Tout irait donc pour le mieux si la mangrove de Bali ne devait faire face à un danger qui s’est accru au-delà de toute limite depuis ces dernières années: la pollution. Résultat d’une urbanisation hors contrôle et d’un manque total de réflexion sur le traitement des déchets, ce flot ininterrompu de détritus est drainé vers la mangrove par les canaux de Denpasar et… les marées. « Vous nettoyez une portion le matin, à la marée suivante, tout est à refaire », explique pour sa part Dewi Satyawati, responsable de la gestion du site pour le MIC. Ces sacs en plastique s’accrochent aux racines aériennes typiques des arbres de mangrove et les étouffent, retardant leur croissance au mieux, les tuant au pire… A cet apport constant d’ordures s’ajoute de nombreuses nappes de carburants divers, encore une fois amenées par les marées, comme le note une brochure du centre, et qui sont fatales aux jeunes pousses.

« La mangrove fonctionne comme un filtre qui retient la pollution, et en plus, ce filtre est difficile à nettoyer », explique Daniel Chieppa. Si des opérations symboliques, menées par des bénévoles ou des employés, sont régulièrement lancées pour nettoyer la mangrove, on devine facilement la frustration de ces écologistes lorsque tout est à refaire le lendemain. Sans parler de la difficulté des opérations, car évoluer dans la boue et l’intrication des branches et racines des arbres de mangrove n’est pas une mince affaire. « C’est pourquoi un travail en amont est nécessaire », affirme pour sa part Komang Tri, responsable de la communication pour le compte du ministère, et des campagnes de sensibilisation aux déchets plastiques commencent à voir le jour, notamment dans les écoles.

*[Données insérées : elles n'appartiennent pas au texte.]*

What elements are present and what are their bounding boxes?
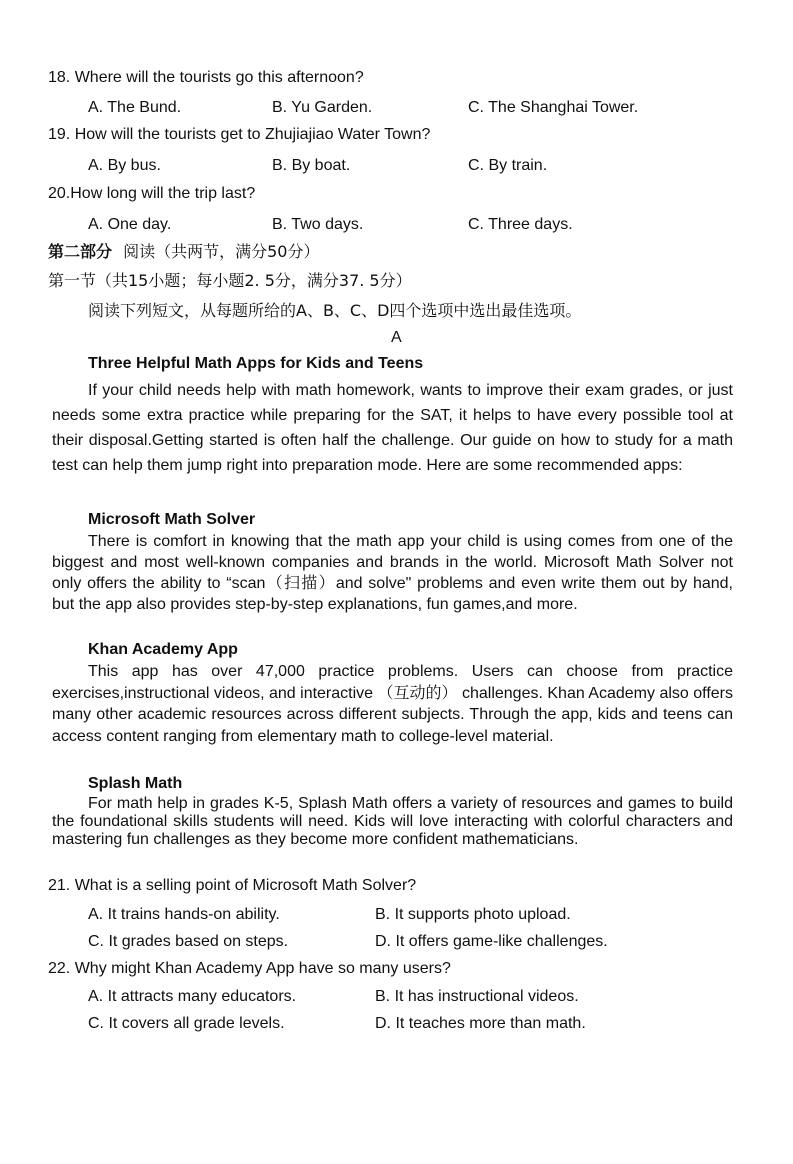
app-name-khan-academy: Khan Academy App [88, 641, 238, 658]
app-description-khan [52, 661, 733, 747]
question-19-option-b: B. By boat. [272, 157, 351, 174]
reading-instruction: 阅读下列短文，从每题所给的A、B、C、D四个选项中选出最佳选项。 [88, 301, 582, 320]
question-22-stem: 22. Why might Khan Academy App have so many users? [48, 960, 451, 977]
app-description-splash [52, 795, 733, 849]
app-description-microsoft-text: There is comfort in knowing that the math app your child is using comes from one of the biggest and most well-known companies and brands in the world. Microsoft Math Solver not only offers the ability to “scan（扫描）and solve" problems and even write them out by hand, but the app also provides step-by-step explanations, fun games,and more. [52, 533, 733, 613]
app-description-microsoft [52, 531, 733, 615]
question-22-option-a: A. It attracts many educators. [88, 988, 297, 1005]
question-21-option-a: A. It trains hands-on ability. [88, 906, 280, 923]
question-19-option-c: C. By train. [468, 157, 548, 174]
question-22-option-b: B. It has instructional videos. [375, 988, 579, 1005]
question-20-stem: 20.How long will the trip last? [48, 185, 256, 202]
part2-heading-rest: 阅读（共两节，满分50分） [123, 242, 320, 261]
question-18-option-a: A. The Bund. [88, 99, 182, 116]
passage-intro [52, 378, 733, 478]
section1-heading: 第一节（共15小题；每小题2. 5分，满分37. 5分） [48, 271, 412, 290]
question-19-stem: 19. How will the tourists get to Zhujiajiao Water Town? [48, 126, 431, 143]
question-18-option-b: B. Yu Garden. [272, 99, 373, 116]
question-20-option-a: A. One day. [88, 216, 172, 233]
passage-letter: A [391, 329, 402, 346]
question-22-option-d: D. It teaches more than math. [375, 1015, 586, 1032]
question-18-stem: 18. Where will the tourists go this afternoon? [48, 69, 364, 86]
app-name-microsoft-math-solver: Microsoft Math Solver [88, 511, 256, 528]
part2-heading [48, 242, 319, 262]
question-22-option-c: C. It covers all grade levels. [88, 1015, 285, 1032]
part2-heading-bold: 第二部分 [48, 242, 113, 261]
question-21-option-d: D. It offers game-like challenges. [375, 933, 608, 950]
passage-title: Three Helpful Math Apps for Kids and Teens [88, 355, 424, 372]
question-19-option-a: A. By bus. [88, 157, 161, 174]
question-18-option-c: C. The Shanghai Tower. [468, 99, 639, 116]
app-description-khan-text: This app has over 47,000 practice problems. Users can choose from practice exercises,instructional videos, and interactive （互动的） challenges. Khan Academy also offers many other academic resources across different subjects. Through the app, kids and teens can access content ranging from elementary math to college-level material. [52, 663, 733, 745]
question-21-option-c: C. It grades based on steps. [88, 933, 289, 950]
passage-intro-text: If your child needs help with math homework, wants to improve their exam grades, or just needs some extra practice while preparing for the SAT, it helps to have every possible tool at their disposal.Getting started is often half the challenge. Our guide on how to study for a math test can help them jump right into preparation mode. Here are some recommended apps: [52, 382, 733, 474]
question-20-option-b: B. Two days. [272, 216, 364, 233]
app-description-splash-text: For math help in grades K-5, Splash Math offers a variety of resources and games to build the foundational skills students will need. Kids will love interacting with colorful characters and mastering fun challenges as they become more confident mathematicians. [52, 795, 733, 848]
question-20-option-c: C. Three days. [468, 216, 573, 233]
question-21-option-b: B. It supports photo upload. [375, 906, 571, 923]
question-21-stem: 21. What is a selling point of Microsoft Math Solver? [48, 877, 417, 894]
app-name-splash-math: Splash Math [88, 775, 183, 792]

Un autre projet a démarré à Pemogan, dans la banlieue sud de Denpasar. Cette localité est traversée par un important canal qui va se jeter dans la mangrove et constitue donc une source de pollution majeure. Partant du constat que les camions de ramassage des ordures ne pouvaient pas entrer dans les gang, le ministère a constitué une flotte de petits chariots afin de pouvoir faire la collecte et dissuader ainsi les gens de jeter leurs poubelles dans le canal. Il reste néanmoins un problème culturel. Pour les Balinais, la mangrove ne revêt aucun intérêt particulier, difficile à pénétrer, elle n’a d’attrait que pour les pêcheurs et autres chasseurs de biawak, ce grand lézard de mangrove. Il est à noter que jusqu’à maintenant, aucune des espèces animales qui l’habitent n’est en danger d’extinction. Toutefois, à plus long terme, des espèces marines vont immanquablement souffrir de la dégradation de la mangrove puisque celle-ci sert de garde-manger dans la chaîne alimentaire des espèces côtières.

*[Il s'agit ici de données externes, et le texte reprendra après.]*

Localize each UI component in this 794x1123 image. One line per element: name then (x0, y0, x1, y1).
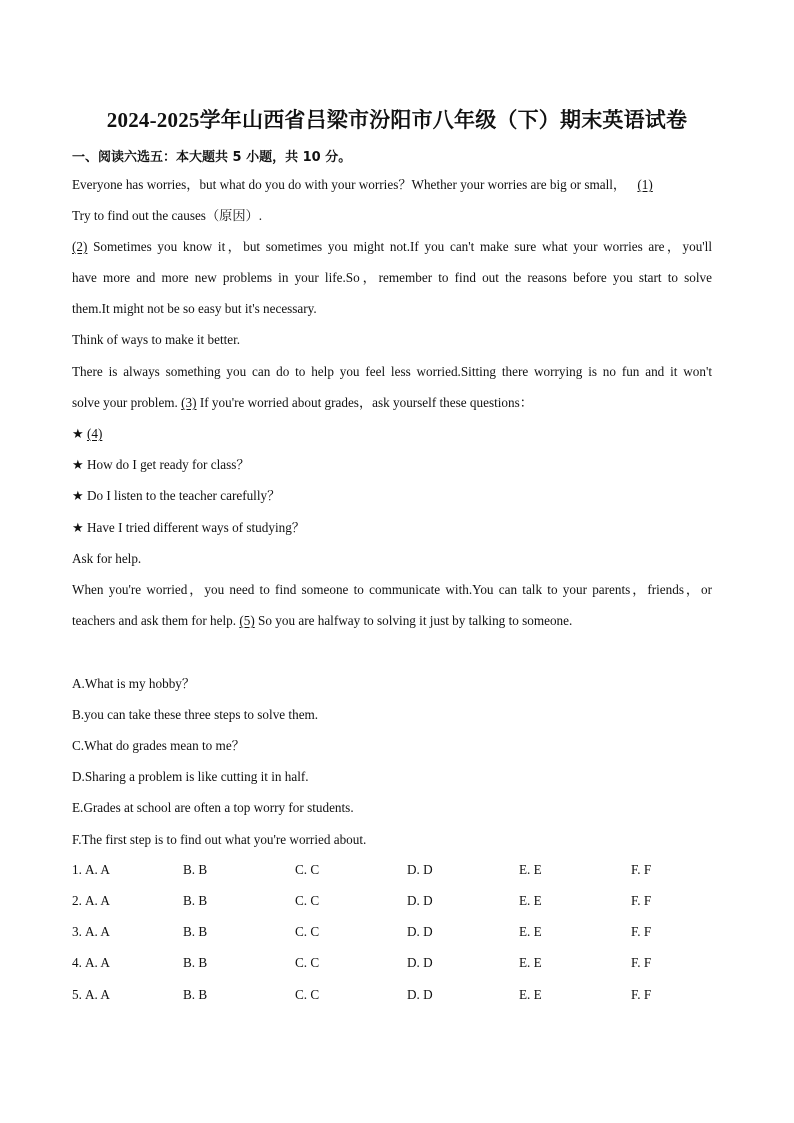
passage-text: If you're worried about grades，ask yourself these questions： (199, 395, 533, 410)
choice-a[interactable]: A. A (85, 924, 110, 939)
choice-f[interactable]: F. F (631, 862, 652, 877)
star-icon: ★ (72, 458, 84, 473)
option-item: B.you can take these three steps to solve them. (72, 707, 319, 722)
passage-line (72, 176, 653, 194)
option-item: F.The first step is to find out what you're worried about. (72, 832, 367, 847)
question-number: 2. (72, 893, 82, 908)
passage-line: When you're worried，you need to find someone to communicate with.You can talk to your parents，friends，or (72, 582, 712, 597)
bullet-line (72, 519, 305, 538)
bullet-text: Have I tried different ways of studying？ (86, 520, 305, 535)
choice-d[interactable]: D. D (407, 924, 433, 939)
passage-line: them.It might not be so easy but it's necessary. (72, 301, 317, 316)
passage-line: Try to find out the causes（原因）. (72, 208, 262, 223)
passage-line (72, 238, 712, 256)
passage-text: solve your problem. (72, 395, 178, 410)
choice-d[interactable]: D. D (407, 862, 433, 877)
choice-b[interactable]: B. B (183, 924, 208, 939)
choice-a[interactable]: A. A (85, 862, 110, 877)
passage-line: There is always something you can do to help you feel less worried.Sitting there worrying is no fun and it won't (72, 364, 712, 379)
choice-c[interactable]: C. C (295, 862, 320, 877)
choice-f[interactable]: F. F (631, 924, 652, 939)
choice-e[interactable]: E. E (519, 893, 542, 908)
choice-b[interactable]: B. B (183, 987, 208, 1002)
choice-e[interactable]: E. E (519, 924, 542, 939)
option-item: C.What do grades mean to me？ (72, 738, 245, 753)
choice-e[interactable]: E. E (519, 987, 542, 1002)
star-icon: ★ (72, 489, 84, 504)
blank-1: (1) (637, 177, 653, 192)
choice-c[interactable]: C. C (295, 955, 320, 970)
choice-b[interactable]: B. B (183, 955, 208, 970)
question-number: 5. (72, 987, 82, 1002)
question-number: 4. (72, 955, 82, 970)
section-heading: 一、阅读六选五：本大题共 5 小题，共 10 分。 (72, 150, 352, 165)
choice-f[interactable]: F. F (631, 987, 652, 1002)
passage-text: Sometimes you know it，but sometimes you might not.If you can't make sure what your worries are，you'll (93, 239, 712, 254)
blank-5: (5) (239, 613, 255, 628)
choice-f[interactable]: F. F (631, 893, 652, 908)
choice-b[interactable]: B. B (183, 862, 208, 877)
option-item: E.Grades at school are often a top worry for students. (72, 800, 354, 815)
choice-a[interactable]: A. A (85, 987, 110, 1002)
bullet-line (72, 456, 250, 475)
choice-c[interactable]: C. C (295, 893, 320, 908)
passage-line: Ask for help. (72, 551, 142, 566)
bullet-line (72, 425, 102, 444)
choice-a[interactable]: A. A (85, 893, 110, 908)
choice-d[interactable]: D. D (407, 893, 433, 908)
choice-e[interactable]: E. E (519, 955, 542, 970)
page-title: 2024-2025学年山西省吕梁市汾阳市八年级（下）期末英语试卷 (106, 108, 688, 132)
passage-line (72, 612, 572, 630)
choice-d[interactable]: D. D (407, 987, 433, 1002)
passage-text: teachers and ask them for help. (72, 613, 237, 628)
bullet-text: Do I listen to the teacher carefully？ (86, 488, 281, 503)
passage-text: So you are halfway to solving it just by talking to someone. (258, 613, 573, 628)
choice-f[interactable]: F. F (631, 955, 652, 970)
question-number: 1. (72, 862, 82, 877)
choice-e[interactable]: E. E (519, 862, 542, 877)
bullet-text: How do I get ready for class？ (86, 457, 250, 472)
option-item: D.Sharing a problem is like cutting it in half. (72, 769, 309, 784)
passage-line: have more and more new problems in your life.So，remember to find out the reasons before you start to solve (72, 270, 712, 285)
passage-text: Everyone has worries，but what do you do with your worries？Whether your worries are big or small， (72, 177, 627, 192)
question-number: 3. (72, 924, 82, 939)
choice-c[interactable]: C. C (295, 924, 320, 939)
bullet-line (72, 487, 280, 506)
passage-line (72, 394, 533, 412)
choice-c[interactable]: C. C (295, 987, 320, 1002)
choice-b[interactable]: B. B (183, 893, 208, 908)
blank-2: (2) (72, 239, 88, 254)
passage-line: Think of ways to make it better. (72, 332, 241, 347)
option-item: A.What is my hobby？ (72, 676, 196, 691)
choice-a[interactable]: A. A (85, 955, 110, 970)
choice-d[interactable]: D. D (407, 955, 433, 970)
star-icon: ★ (72, 521, 84, 536)
blank-3: (3) (181, 395, 197, 410)
star-icon: ★ (72, 427, 84, 442)
blank-4: (4) (86, 426, 103, 441)
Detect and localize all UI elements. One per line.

Si la réhabilitation de la mangrove a été un succès, on comprend désormais que l’urbanisation sauvage du sud de Bali risque de tout compromettre. A priori zone non constructible, la mangrove a également vu la partie de son territoire gérée par le gouvernement local balinais se réduire comme peau de chagrin. L’énorme centre commercial Bali Galleria, construit à la fin années 90 sur la mangrove à Simpang Siyur, en est l’exemple le plus scandaleux. Selon les acteurs impliqués sur le terrain, l’avenir de la mangrove doit désormais passer par un remaniement des organismes qui s’en occupent. Jusqu’à maintenant, le MIC a été suspendu au bon vouloir budgétaire des Japonais et du gouvernement indonésien en fonction des objectifs fixés. C’est pourquoi, avec la Mangrove Society, il est question de créer une fondation indépendante qui pourrait bénéficier de mannes financières plus importantes.

En attendant, on peut toujours devenir membre pour une contribution annuelle de 250000 rp pour les particuliers et d’un million pour les entreprises. Les activités organisées par le MIC et la Mangrove Society s’adressent aux passionnés de nature. Des conférences animées par des spécialistes internationaux se tiennent tous les mois sur des sujets aussi divers que le corail, les espèces de papillons, le papier recyclé, etc. Ils organisent bien sûr des éco-tours, qui vont de l’observation des oiseaux à des séances de nettoyage et de replantage, et publient un bulletin régulier sur leur action. Mais la bataille est loin d’être gagnée. Comme le fait remarquer Dewi Satyawati en aparté : « Si ça ne tenait qu’à moi, j’interdirais toutes ces fabriques de sacs en plastique ! ».